The increasing use of limited companies by portfolio landlords is opening up the opportunity for mortgage advisers to develop relationships with tax specialists, according to research from Foundation Home Loans.
Figures collected by the lender show that 62 per cent of portfolio landlords use a tax adviser, while 54 per cent of all landlords use the service.
According to Foundation director of marketing Jeff Knight, this is, “clearly an opportunity… for advisers to forge introducer relationships with tax specialists to ensure their clients have the right advice before making their next buy-to-let move.”

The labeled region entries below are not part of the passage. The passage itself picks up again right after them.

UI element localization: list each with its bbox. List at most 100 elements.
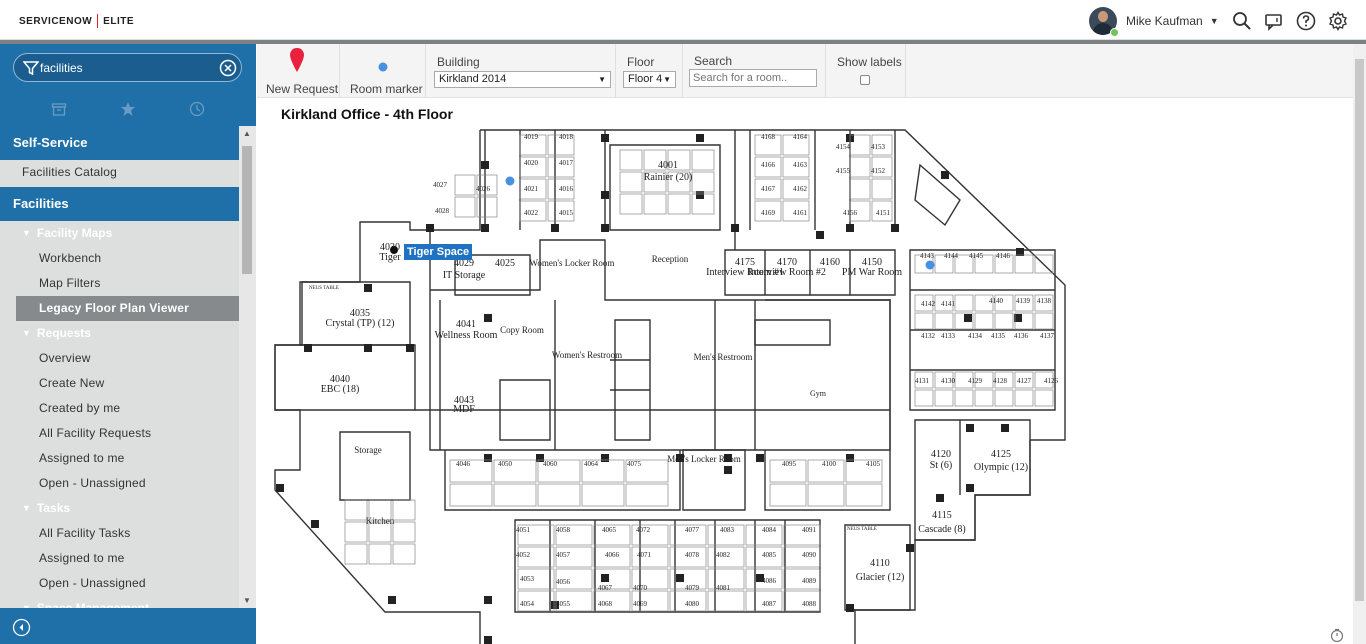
room-label: 4087 <box>762 600 777 608</box>
room-marker <box>505 176 515 186</box>
room-label: 4091 <box>802 526 817 534</box>
gear-icon[interactable] <box>1328 11 1348 31</box>
help-icon[interactable] <box>1296 11 1316 31</box>
nav-assigned-to-me[interactable]: Assigned to me <box>0 446 239 471</box>
filter-input[interactable] <box>40 58 220 78</box>
room-label: 4051 <box>516 526 531 534</box>
room-label: 4126 <box>1044 377 1059 385</box>
map-pin-icon[interactable] <box>289 48 305 72</box>
nav-workbench[interactable]: Workbench <box>0 246 239 271</box>
room-label: 4025 <box>495 258 515 269</box>
room-label: Reception <box>652 254 689 264</box>
timer-icon[interactable] <box>1330 628 1344 642</box>
clear-filter-icon[interactable] <box>219 59 237 77</box>
room-marker-tool[interactable]: Room marker <box>340 44 426 98</box>
column-block <box>1001 424 1009 432</box>
room-label: IT Storage <box>443 270 486 281</box>
column-block <box>484 314 492 322</box>
desk <box>954 389 974 407</box>
room-label: 4083 <box>720 526 735 534</box>
desk <box>707 590 745 612</box>
archive-icon[interactable] <box>51 101 67 117</box>
room-label: 4130 <box>941 377 956 385</box>
clock-icon[interactable] <box>189 101 205 117</box>
navigator-scroll-thumb[interactable] <box>242 146 252 274</box>
scroll-down-arrow-icon[interactable]: ▼ <box>243 596 251 605</box>
building-select[interactable]: Kirkland 2014 ▼ <box>434 71 611 88</box>
desk <box>449 483 493 507</box>
room-label: 4016 <box>559 185 574 193</box>
room-tooltip[interactable]: Tiger Space <box>404 244 473 260</box>
navigator-scrollbar[interactable]: ▲ ▼ <box>239 126 256 608</box>
floor-plan-drawing[interactable]: 4001Rainier (20)4030Tiger4035Crystal (TP… <box>257 98 1353 644</box>
room-label: Tiger <box>379 252 401 263</box>
group-facility-maps-label: Facility Maps <box>36 226 113 240</box>
navigator-footer <box>0 608 256 644</box>
desk <box>619 171 643 193</box>
user-menu[interactable]: Mike Kaufman ▼ <box>1089 7 1219 35</box>
group-tasks[interactable]: ▼ Tasks <box>0 496 239 521</box>
column-block <box>846 604 854 612</box>
room-label: 4162 <box>793 185 808 193</box>
nav-map-filters[interactable]: Map Filters <box>0 271 239 296</box>
chevron-down-icon[interactable]: ▼ <box>1210 16 1219 26</box>
star-icon[interactable] <box>120 101 136 117</box>
column-block <box>601 134 609 142</box>
show-labels-checkbox[interactable] <box>860 75 870 85</box>
nav-facilities-catalog[interactable]: Facilities Catalog <box>0 160 239 185</box>
nav-created-by-me[interactable]: Created by me <box>0 396 239 421</box>
room-label: 4140 <box>989 297 1004 305</box>
filter-field[interactable] <box>13 53 242 82</box>
room-label: 4142 <box>921 300 936 308</box>
room-search-input[interactable] <box>689 69 817 87</box>
connect-chat-icon[interactable] <box>1264 11 1284 31</box>
room-label: 4160 <box>820 257 840 268</box>
column-block <box>406 344 414 352</box>
column-block <box>601 454 609 462</box>
collapse-navigator-icon[interactable] <box>12 618 31 637</box>
building-section: Building Kirkland 2014 ▼ <box>426 44 616 98</box>
desk <box>691 149 715 171</box>
new-request-label: New Request <box>266 82 339 96</box>
column-block <box>731 224 739 232</box>
nav-overview[interactable]: Overview <box>0 346 239 371</box>
nav-tasks-assigned-to-me[interactable]: Assigned to me <box>0 546 239 571</box>
nav-tasks-open-unassigned[interactable]: Open - Unassigned <box>0 571 239 596</box>
new-request-tool[interactable]: New Request <box>257 44 340 98</box>
nav-all-facility-requests[interactable]: All Facility Requests <box>0 421 239 446</box>
triangle-down-icon: ▼ <box>22 228 31 238</box>
floor-select[interactable]: Floor 4 ▼ <box>623 71 676 88</box>
map-scroll-thumb[interactable] <box>1355 59 1364 601</box>
room-label: 4134 <box>968 332 983 340</box>
section-self-service[interactable]: Self-Service <box>0 126 239 160</box>
nav-create-new[interactable]: Create New <box>0 371 239 396</box>
scroll-up-arrow-icon[interactable]: ▲ <box>243 129 251 138</box>
map-scrollbar[interactable] <box>1353 44 1366 644</box>
desk <box>537 483 581 507</box>
nav-open-unassigned[interactable]: Open - Unassigned <box>0 471 239 496</box>
room-label: 4100 <box>822 460 837 468</box>
column-block <box>364 284 372 292</box>
group-requests[interactable]: ▼ Requests <box>0 321 239 346</box>
room-label: 4133 <box>941 332 956 340</box>
logo-servicenow-text: SERVICENOW <box>19 15 93 27</box>
search-section: Search <box>683 44 826 98</box>
room-label: 4079 <box>685 584 700 592</box>
room-label: 4139 <box>1016 297 1031 305</box>
section-facilities[interactable]: Facilities <box>0 187 239 221</box>
user-name[interactable]: Mike Kaufman <box>1126 14 1203 28</box>
group-space-management[interactable]: ▼ Space Management <box>0 596 239 608</box>
top-header: SERVICENOW ELITE Mike Kaufman ▼ <box>0 0 1366 40</box>
servicenow-logo[interactable]: SERVICENOW ELITE <box>19 14 134 28</box>
group-facility-maps[interactable]: ▼ Facility Maps <box>0 221 239 246</box>
search-icon[interactable] <box>1232 11 1252 31</box>
room-label: Men's Restroom <box>694 352 753 362</box>
room-marker-dot-icon[interactable] <box>378 62 388 72</box>
column-block <box>846 224 854 232</box>
floor-plan-map[interactable]: Kirkland Office - 4th Floor 4001 Rainier… <box>257 98 1353 644</box>
nav-all-facility-tasks[interactable]: All Facility Tasks <box>0 521 239 546</box>
room-label: 4075 <box>627 460 642 468</box>
filter-icon <box>23 61 39 76</box>
desk <box>934 389 954 407</box>
nav-legacy-floor-plan-viewer[interactable]: Legacy Floor Plan Viewer <box>16 296 239 321</box>
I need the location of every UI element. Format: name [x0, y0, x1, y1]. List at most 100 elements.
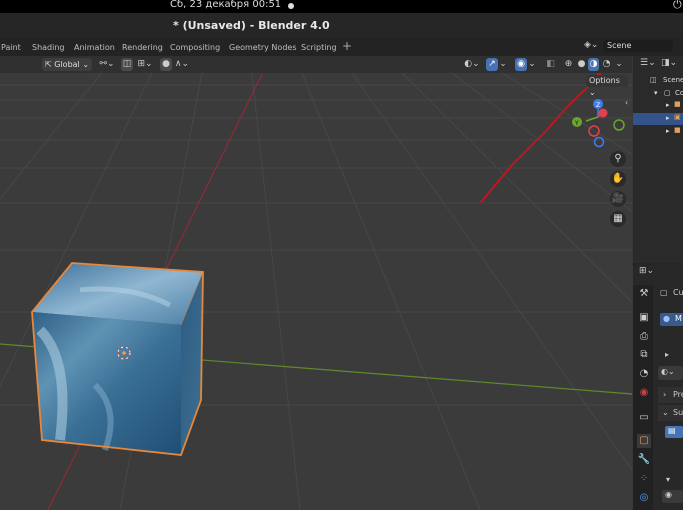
world-tab-icon[interactable]: ◉ — [637, 386, 651, 400]
node-icon: ▤ — [668, 426, 676, 435]
expand-arrow-icon[interactable]: ▸ — [666, 114, 670, 122]
rendered-shading-icon[interactable]: ◔ — [601, 58, 612, 71]
material-preview-shading-icon[interactable]: ◑ — [588, 58, 599, 71]
falloff-icon[interactable]: ∧⌄ — [174, 58, 190, 71]
mesh-object-icon: ▣ — [674, 113, 681, 121]
outliner-item-camera[interactable]: ▸ ■ — [660, 100, 683, 112]
zoom-icon[interactable]: ⚲ — [610, 151, 626, 167]
window-titlebar: * (Unsaved) - Blender 4.0 — [0, 13, 683, 38]
tab-rendering[interactable]: Rendering — [122, 43, 163, 52]
gizmo-menu-chevron-icon[interactable]: ⌄ — [499, 58, 507, 71]
textured-cube[interactable] — [31, 262, 204, 456]
proportional-edit-icon[interactable]: ● — [160, 58, 172, 71]
expand-arrow-icon: ⌄ — [662, 408, 669, 417]
material-slot-name: M — [675, 314, 682, 323]
outliner: ☰⌄ ◨⌄ — [633, 56, 683, 263]
tab-compositing[interactable]: Compositing — [170, 43, 220, 52]
collection-tab-icon[interactable]: ▭ — [637, 411, 651, 425]
render-tab-icon[interactable]: ▣ — [637, 311, 651, 325]
xray-toggle-icon[interactable]: ◧ — [545, 58, 556, 71]
surface-panel-title: Sur — [673, 408, 683, 417]
visibility-toggle-icon[interactable]: ◐⌄ — [461, 58, 483, 71]
shading-menu-chevron-icon[interactable]: ⌄ — [614, 58, 624, 71]
scene-tab-icon[interactable]: ◔ — [637, 367, 651, 381]
object-name-field[interactable]: Cu — [673, 288, 683, 297]
collapse-arrow-icon: › — [663, 390, 667, 399]
3d-viewport[interactable]: Z Y — [0, 56, 632, 510]
tab-scripting[interactable]: Scripting — [301, 43, 337, 52]
tab-paint[interactable]: Paint — [1, 43, 21, 52]
object-tab-icon[interactable]: ▢ — [637, 434, 651, 448]
transform-orientation-dropdown[interactable]: ⇱ Global ⌄ — [42, 58, 92, 71]
particles-tab-icon[interactable]: ⁘ — [637, 472, 651, 486]
collection-icon: ▢ — [664, 89, 671, 97]
tab-geometry-nodes[interactable]: Geometry Nodes — [229, 43, 296, 52]
svg-text:Y: Y — [574, 120, 579, 127]
expand-arrow-icon[interactable]: ▾ — [666, 475, 670, 484]
outliner-scene-icon: ◫ — [650, 76, 657, 84]
tool-tab-icon[interactable]: ⚒ — [637, 287, 651, 301]
modifier-tab-icon[interactable]: 🔧 — [637, 453, 651, 467]
preview-panel-title: Pre — [673, 390, 683, 399]
power-icon[interactable]: ⏻ — [673, 0, 682, 12]
editor-type-icon[interactable]: ☰⌄ — [640, 58, 656, 68]
red-annotation-arrow — [480, 69, 605, 203]
material-browse-icon: ◐⌄ — [661, 367, 675, 376]
light-object-icon: ■ — [674, 126, 681, 134]
object-data-icon: ▢ — [660, 288, 668, 297]
material-browse-dropdown[interactable]: ◐⌄ — [658, 366, 683, 380]
display-mode-icon[interactable]: ◨⌄ — [661, 58, 677, 68]
sidebar-toggle-icon[interactable]: ‹ — [625, 98, 628, 107]
viewport-scene: Z Y — [0, 56, 632, 510]
options-dropdown[interactable]: Options ⌄ — [586, 75, 628, 97]
expand-arrow-icon[interactable]: ▸ — [665, 350, 669, 359]
surface-panel-header[interactable]: ⌄ Sur — [658, 405, 683, 421]
gizmo-toggle-icon[interactable]: ↗ — [486, 58, 498, 71]
perspective-toggle-icon[interactable]: ▦ — [610, 211, 626, 227]
pivot-point-icon[interactable]: ⚯⌄ — [97, 58, 117, 71]
material-sphere-icon: ● — [663, 314, 670, 323]
add-workspace-icon[interactable]: + — [342, 39, 352, 53]
scene-name-field[interactable]: Scene — [603, 40, 673, 52]
solid-shading-icon[interactable]: ● — [576, 58, 587, 71]
window-title: * (Unsaved) - Blender 4.0 — [173, 19, 330, 32]
material-slot[interactable]: ● M — [660, 313, 683, 326]
system-clock[interactable]: Сб, 23 декабря 00:51 — [170, 0, 281, 10]
shader-dropdown[interactable]: ◉ — [662, 490, 683, 503]
expand-arrow-icon[interactable]: ▾ — [654, 89, 658, 97]
tab-animation[interactable]: Animation — [74, 43, 115, 52]
expand-arrow-icon[interactable]: ▸ — [666, 127, 670, 135]
workspace-bar: Paint Shading Animation Rendering Compos… — [0, 38, 683, 56]
shader-icon: ◉ — [665, 490, 672, 499]
viewport-header — [0, 56, 632, 73]
outliner-collection[interactable]: Co — [675, 89, 683, 97]
outliner-item-light[interactable]: ▸ ■ — [660, 126, 683, 138]
scene-selector-icon[interactable]: ◈⌄ — [584, 40, 598, 52]
camera-object-icon: ■ — [674, 100, 681, 108]
snap-toggle-icon[interactable]: ◫ — [121, 58, 133, 71]
orientation-label: Global — [54, 60, 80, 69]
properties-editor-type-icon[interactable]: ⊞⌄ — [639, 266, 654, 276]
outliner-scene-collection[interactable]: Scene — [663, 76, 683, 84]
navigation-gizmo[interactable]: Z Y — [572, 99, 625, 148]
wireframe-shading-icon[interactable]: ⊕ — [563, 58, 574, 71]
physics-tab-icon[interactable]: ◎ — [637, 491, 651, 505]
view-layer-tab-icon[interactable]: ⧉ — [637, 348, 651, 362]
chevron-down-icon: ⌄ — [82, 60, 90, 69]
notification-dot-icon — [288, 3, 294, 9]
pan-hand-icon[interactable]: ✋ — [610, 171, 626, 187]
overlays-menu-chevron-icon[interactable]: ⌄ — [528, 58, 536, 71]
orientation-icon: ⇱ — [45, 60, 52, 69]
overlays-toggle-icon[interactable]: ◉ — [515, 58, 527, 71]
tab-shading[interactable]: Shading — [32, 43, 65, 52]
preview-panel-header[interactable]: › Pre — [658, 387, 683, 403]
camera-view-icon[interactable]: 🎥 — [610, 191, 626, 207]
system-bar: Сб, 23 декабря 00:51 ⏻ — [0, 0, 683, 13]
use-nodes-button[interactable]: ▤ — [665, 426, 683, 438]
output-tab-icon[interactable]: ⎙ — [637, 330, 651, 344]
expand-arrow-icon[interactable]: ▸ — [666, 101, 670, 109]
chevron-down-icon: ⌄ — [589, 88, 596, 97]
options-label: Options — [589, 76, 620, 85]
outliner-item-cube-selected[interactable]: ▸ ▣ — [633, 113, 683, 125]
snap-target-icon[interactable]: ⊞⌄ — [135, 58, 155, 71]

He adds that while portfolio landlords are more likely to use a tax adviser than not, “there is still a sizeable number who would no doubt benefit from such services, and it would ensure that a mortgage adviser is not perceived to be giving tax advice when providing their client with a mortgage recommendation – a potential risk for advisers which has been highlighted in recent years.”
Further data shows that over half of all landlords intend to purchase their next BTL property through a limited company, which rises to 71 per cent for landlords who have over 11 properties.
Knight concludes: “There is no doubting that the major growth area of BTL is the use of limited company vehicles, particularly for purchases but also increasingly for remortgaging.
“More and more landlords are adding to their portfolios through a limited company in order to ensure they can secure the full tax relief on their mortgage payments which has been cut for properties held in an individual’s name.”